As a teacher, one of the things that I deal with on a daily basis is students whose only concern is making sure they don’t fail my class. Not that they learn as much as they can. Not that they put forward their best effort. Not that they are making progress into the men and women that God has created them to be. No, they just don’t want to fail. Realistically, for most of them, failing doesn’t mean getting an F. If they “bomb” a test, often they mean that they have a low B or a high C. To be totally honest, this would worry me way less if I was confident it was something they’d grow out of.

The reality is, unfortunately, that many of us keep that same mindset as we move forward in life. We aren’t so much focused on success, accomplishment, or growth, but we just don’t want to fail. We’ve become convinced that to fail means we’re a failure. We’ve lost sight of the difference between what we do, which is a momentary part of our reality, and who we are, which is a reality that decides our eternity. Our successes and accomplishments are wonderful things, but only if we are succeeding and accomplishing things which reflect who we are made to be, the sons and daughters of God most high.

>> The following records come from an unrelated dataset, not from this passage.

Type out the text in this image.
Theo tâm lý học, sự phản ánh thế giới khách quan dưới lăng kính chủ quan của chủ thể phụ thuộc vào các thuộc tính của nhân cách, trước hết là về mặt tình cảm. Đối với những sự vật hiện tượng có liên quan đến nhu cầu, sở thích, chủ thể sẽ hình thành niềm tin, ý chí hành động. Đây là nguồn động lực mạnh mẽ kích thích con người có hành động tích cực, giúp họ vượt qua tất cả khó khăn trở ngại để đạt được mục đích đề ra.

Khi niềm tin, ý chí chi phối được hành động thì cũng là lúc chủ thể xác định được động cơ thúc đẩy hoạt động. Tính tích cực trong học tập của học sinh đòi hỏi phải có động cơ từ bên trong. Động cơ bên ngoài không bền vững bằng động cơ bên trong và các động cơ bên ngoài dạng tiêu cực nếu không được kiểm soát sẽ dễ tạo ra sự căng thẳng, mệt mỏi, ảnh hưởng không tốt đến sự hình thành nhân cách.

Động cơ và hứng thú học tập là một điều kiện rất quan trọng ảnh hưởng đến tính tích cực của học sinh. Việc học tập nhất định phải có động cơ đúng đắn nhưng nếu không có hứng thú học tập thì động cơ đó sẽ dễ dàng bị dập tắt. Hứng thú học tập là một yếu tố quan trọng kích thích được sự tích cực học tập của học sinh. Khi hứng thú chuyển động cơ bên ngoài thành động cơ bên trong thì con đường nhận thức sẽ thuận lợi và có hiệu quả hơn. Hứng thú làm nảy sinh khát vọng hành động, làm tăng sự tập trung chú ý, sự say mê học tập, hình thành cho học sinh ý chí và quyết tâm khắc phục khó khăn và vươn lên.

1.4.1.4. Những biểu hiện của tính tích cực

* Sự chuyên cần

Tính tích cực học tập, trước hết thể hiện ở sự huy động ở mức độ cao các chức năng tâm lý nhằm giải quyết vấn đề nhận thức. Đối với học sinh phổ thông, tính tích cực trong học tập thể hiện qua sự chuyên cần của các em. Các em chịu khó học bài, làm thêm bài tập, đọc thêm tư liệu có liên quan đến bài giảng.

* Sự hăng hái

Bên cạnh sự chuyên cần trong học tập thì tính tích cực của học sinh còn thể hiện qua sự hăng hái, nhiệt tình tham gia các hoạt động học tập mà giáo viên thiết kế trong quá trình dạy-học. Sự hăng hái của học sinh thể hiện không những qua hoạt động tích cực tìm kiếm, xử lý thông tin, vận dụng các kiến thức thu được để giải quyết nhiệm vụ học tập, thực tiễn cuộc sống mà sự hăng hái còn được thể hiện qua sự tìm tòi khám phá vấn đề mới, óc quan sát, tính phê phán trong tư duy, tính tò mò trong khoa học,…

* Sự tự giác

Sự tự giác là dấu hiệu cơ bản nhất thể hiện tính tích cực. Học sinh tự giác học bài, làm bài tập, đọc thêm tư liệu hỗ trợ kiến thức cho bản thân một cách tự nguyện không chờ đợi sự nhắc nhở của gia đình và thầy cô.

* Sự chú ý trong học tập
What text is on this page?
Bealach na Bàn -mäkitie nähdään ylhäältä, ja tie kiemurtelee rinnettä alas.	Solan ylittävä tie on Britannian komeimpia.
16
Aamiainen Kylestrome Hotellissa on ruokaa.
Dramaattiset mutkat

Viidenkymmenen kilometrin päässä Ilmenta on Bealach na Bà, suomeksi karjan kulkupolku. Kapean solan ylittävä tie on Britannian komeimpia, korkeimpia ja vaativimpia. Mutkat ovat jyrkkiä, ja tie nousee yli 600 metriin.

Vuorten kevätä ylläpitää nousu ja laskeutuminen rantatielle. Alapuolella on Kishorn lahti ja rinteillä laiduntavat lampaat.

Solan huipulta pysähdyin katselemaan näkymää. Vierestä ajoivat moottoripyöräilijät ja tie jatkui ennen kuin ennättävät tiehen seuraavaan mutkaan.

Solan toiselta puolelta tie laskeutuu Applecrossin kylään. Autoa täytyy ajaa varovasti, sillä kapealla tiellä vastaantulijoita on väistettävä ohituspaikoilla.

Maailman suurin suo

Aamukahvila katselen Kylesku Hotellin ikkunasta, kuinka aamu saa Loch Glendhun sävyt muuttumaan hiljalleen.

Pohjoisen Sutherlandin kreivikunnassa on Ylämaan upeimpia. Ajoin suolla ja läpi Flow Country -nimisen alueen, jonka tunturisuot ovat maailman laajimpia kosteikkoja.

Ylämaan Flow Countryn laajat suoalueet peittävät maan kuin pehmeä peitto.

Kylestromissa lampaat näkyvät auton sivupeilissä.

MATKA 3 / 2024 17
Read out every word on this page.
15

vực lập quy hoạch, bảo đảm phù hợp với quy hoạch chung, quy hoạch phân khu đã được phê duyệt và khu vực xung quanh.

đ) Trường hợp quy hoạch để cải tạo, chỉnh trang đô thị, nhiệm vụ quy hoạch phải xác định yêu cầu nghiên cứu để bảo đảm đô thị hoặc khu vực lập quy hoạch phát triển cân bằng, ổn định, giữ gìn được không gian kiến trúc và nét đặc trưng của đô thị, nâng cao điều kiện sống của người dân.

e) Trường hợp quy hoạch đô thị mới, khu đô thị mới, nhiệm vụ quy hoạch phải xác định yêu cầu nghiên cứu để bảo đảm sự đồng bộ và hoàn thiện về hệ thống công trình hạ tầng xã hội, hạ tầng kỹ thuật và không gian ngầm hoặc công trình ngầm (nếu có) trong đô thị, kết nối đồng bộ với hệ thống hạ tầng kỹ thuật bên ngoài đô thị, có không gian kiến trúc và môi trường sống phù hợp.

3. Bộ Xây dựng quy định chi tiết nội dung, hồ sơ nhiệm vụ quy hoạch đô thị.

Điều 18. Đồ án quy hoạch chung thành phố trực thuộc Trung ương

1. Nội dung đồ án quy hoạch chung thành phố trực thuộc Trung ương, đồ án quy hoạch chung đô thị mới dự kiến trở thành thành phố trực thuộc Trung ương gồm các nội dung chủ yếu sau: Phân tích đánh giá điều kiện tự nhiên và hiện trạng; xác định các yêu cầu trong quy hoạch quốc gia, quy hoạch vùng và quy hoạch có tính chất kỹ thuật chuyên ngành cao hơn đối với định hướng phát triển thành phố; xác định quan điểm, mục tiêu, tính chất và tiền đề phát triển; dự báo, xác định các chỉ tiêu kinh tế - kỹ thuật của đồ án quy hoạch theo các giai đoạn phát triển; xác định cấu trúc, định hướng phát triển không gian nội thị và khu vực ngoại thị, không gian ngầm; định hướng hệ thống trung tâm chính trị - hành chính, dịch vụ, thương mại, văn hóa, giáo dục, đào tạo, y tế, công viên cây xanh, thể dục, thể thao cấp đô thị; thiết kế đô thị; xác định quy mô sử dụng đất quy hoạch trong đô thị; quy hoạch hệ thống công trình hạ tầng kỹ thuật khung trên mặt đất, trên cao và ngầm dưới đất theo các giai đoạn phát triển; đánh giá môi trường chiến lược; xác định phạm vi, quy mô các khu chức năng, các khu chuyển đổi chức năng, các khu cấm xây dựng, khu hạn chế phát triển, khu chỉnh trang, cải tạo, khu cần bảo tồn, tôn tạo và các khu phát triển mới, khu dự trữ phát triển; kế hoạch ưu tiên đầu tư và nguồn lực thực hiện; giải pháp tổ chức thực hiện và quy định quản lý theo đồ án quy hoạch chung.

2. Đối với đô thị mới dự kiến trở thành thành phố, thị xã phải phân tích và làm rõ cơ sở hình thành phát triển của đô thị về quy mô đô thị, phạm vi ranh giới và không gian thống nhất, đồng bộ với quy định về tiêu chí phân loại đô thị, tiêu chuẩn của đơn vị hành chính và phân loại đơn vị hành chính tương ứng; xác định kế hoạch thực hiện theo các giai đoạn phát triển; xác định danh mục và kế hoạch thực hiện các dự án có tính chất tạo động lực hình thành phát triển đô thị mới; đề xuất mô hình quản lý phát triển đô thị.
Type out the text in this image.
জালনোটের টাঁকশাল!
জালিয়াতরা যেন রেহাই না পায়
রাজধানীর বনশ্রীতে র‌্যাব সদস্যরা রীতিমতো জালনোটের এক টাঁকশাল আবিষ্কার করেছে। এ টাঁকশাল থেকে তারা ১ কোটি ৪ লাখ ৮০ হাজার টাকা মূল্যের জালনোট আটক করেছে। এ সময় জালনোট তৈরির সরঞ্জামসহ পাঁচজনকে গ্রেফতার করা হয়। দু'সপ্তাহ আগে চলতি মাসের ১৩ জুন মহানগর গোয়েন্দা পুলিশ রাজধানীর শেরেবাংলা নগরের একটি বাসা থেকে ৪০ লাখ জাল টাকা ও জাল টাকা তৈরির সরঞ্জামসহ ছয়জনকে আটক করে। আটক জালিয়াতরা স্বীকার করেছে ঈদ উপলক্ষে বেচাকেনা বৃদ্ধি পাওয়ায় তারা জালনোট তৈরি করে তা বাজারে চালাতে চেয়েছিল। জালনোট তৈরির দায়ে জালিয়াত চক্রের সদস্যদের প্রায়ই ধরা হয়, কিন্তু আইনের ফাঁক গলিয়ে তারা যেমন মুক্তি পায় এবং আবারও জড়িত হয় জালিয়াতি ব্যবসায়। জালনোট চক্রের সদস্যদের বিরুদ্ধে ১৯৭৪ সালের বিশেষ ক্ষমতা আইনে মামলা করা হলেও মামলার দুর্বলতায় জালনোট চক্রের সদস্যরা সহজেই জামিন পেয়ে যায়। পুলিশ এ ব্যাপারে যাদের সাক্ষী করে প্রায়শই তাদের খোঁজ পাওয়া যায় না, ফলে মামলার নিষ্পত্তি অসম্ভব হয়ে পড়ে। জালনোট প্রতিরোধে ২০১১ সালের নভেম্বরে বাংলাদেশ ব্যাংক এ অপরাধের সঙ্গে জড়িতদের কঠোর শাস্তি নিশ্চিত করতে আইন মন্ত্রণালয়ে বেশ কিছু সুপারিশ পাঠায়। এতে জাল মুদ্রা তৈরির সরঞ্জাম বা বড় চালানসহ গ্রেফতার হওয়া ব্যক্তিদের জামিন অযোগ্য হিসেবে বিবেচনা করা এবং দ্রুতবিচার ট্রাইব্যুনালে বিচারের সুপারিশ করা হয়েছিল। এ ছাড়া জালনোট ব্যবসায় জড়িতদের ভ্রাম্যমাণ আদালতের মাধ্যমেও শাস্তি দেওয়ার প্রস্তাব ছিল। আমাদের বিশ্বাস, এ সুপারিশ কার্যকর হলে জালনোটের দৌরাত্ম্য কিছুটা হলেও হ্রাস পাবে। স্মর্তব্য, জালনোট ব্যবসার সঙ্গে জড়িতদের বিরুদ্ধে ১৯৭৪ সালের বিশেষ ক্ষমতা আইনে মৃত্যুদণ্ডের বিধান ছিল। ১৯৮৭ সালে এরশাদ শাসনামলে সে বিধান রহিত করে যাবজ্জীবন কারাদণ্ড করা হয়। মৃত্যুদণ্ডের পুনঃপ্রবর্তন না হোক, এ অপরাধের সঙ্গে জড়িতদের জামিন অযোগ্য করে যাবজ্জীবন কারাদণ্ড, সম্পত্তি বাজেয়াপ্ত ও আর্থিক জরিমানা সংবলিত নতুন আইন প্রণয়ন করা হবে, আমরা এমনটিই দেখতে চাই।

Our Father in Heaven isn’t setting quotas on us that we have to meet in order for Him to love us. He loves us, full stop. The end. No qualifiers. He loves us, and wants our good. Our successes and failures don’t define us in His eyes, though they often can in ours. This is another reason we have to ask Him to give us His eyes, to see that we are valuable, even when we fail. To see that we are good, even when we fall.

Our failures shouldn’t be trapping us in our past. Instead, let’s use them to propel us into our Heavenly futures. When St. Peter denied Christ three times, he could have thrown in the towel. After all, he didn’t just fail, he failed catastrophically. Hours before, he professed that if Jesus died, he’d die too. Almost immediately, he chokes on those words, and instead swears, “I do not know the man!” This does become a defining moment for St. Peter, but as a turning point. The shame of St. Peter doesn’t trap him, making him failure forever. Instead, it is transformed by Christ who asks Peter three times, “Do you love me?” St. Peter accepts his own redemption and then carries out the task of feeding Jesus’ sheep.

When we fail, that isn’t the end of our story. We have to recognize that our failures are what Jesus came for. Not to judge or mock, but to transform. Our failures are real, but just as the wounds from the Crucifixion remain, almost as trophies on the glorified body of the Risen Christ, our failures and the marks they make on us can become part of the story of how we became the people we were ultimately created to be.